Long-running democratic deficit

Instead, for years, they have sought merely to exploit it for themselves. The democratic deficit in Scotland has been long-standing, and Labour believed that devolution would be answer enough to the problem. Labour believed, indeed, that the removal of the Tories from the Scottish scene could only be to their advantage. They just refused to see that Scotland’s right to be ruled by consent at Westminster was more important than any party’s narrow benefit.

Likewise, the Tories were happy to assist in the rise of the SNP in Holyrood. They knew they were done in Scotland and that therefore so was Scottish consent to two-party politics in Westminster. But instead of addressing that huge and fundamental problem, they concentrated on making mischief against Labour when the opportunity presented itself instead.

During the referendum on Scottish independence, Cameron hugged Labour tight enough to strangle it in Scotland too. Both parties believed that an in-out referendum would be enough to stop the Scottish political insurrection in its tracks. As for the Lib Dems, they simply seemed to forget that in Scotland, they were the second party.

At the last election, almost a fifth of Scotland’s Westminster seats were held by Lib Dems, who were voted for in the expectation that they would challenge the duopoly in Westminster. (No doubt Scotland fondly imagined that there might be more of an appetite for this in England than an overall 57 seats would suggest.)

But instead, the Lib Dems went enthusiastically into partnership with the “main party” they’d eclipsed, their ideas about challenging the “old politics” firmly ensconced in Whitehall’s long-stay executive car park. This time, they seem unlikely to have more than one or two seats left.

The truth is that all three parties have watched as the ability of Westminster to rule Scotland by consent has become more and more weak. They have all had their chances to engage with the problem. They have all preferred to ignore it.

I’m not a nationalist by temperament. In an ideal world, I wouldn’t want the union to end. But Westminster’s intractability has exasperated many Scots, including myself, who believe that things cannot go on as they are. I’m in no position to say how many Scots are voting SNP because they truly want independence, and how many are voting SNP because they believe that there’s no prospect of change in voting for the other parties.

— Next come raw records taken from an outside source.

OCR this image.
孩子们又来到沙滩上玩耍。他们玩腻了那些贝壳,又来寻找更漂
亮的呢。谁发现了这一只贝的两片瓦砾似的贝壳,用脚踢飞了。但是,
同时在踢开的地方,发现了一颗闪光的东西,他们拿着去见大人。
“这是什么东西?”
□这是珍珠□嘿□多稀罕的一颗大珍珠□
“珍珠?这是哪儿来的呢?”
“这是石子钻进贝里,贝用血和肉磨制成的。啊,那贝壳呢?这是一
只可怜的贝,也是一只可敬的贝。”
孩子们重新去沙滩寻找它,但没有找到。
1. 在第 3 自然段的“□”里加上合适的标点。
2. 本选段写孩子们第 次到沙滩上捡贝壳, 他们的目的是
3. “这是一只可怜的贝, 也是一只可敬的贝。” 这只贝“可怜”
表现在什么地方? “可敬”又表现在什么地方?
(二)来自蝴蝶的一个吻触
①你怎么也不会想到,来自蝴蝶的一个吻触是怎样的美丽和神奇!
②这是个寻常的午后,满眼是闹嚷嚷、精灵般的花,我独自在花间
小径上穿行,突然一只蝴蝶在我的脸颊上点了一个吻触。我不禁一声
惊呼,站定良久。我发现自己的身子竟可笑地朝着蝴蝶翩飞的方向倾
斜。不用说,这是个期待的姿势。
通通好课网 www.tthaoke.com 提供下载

If I voted in Scotland, I’d be voting SNP for the latter reason — as a gamble, in the hope that it’s a way to shake Westminster out of its complacent, deluded Manichaeism. The SNP doesn’t have all the answers by any means, any more than any one party ever does. But at least it has some questions.

At least it wants dialogue with the people it seeks to represent. The Westminster parties may believe they can shut out the SNP, but that view suits the SNP just fine. Scotland has become a catalyst for change, precisely because Westminster remains so stubbornly reluctant toevolve.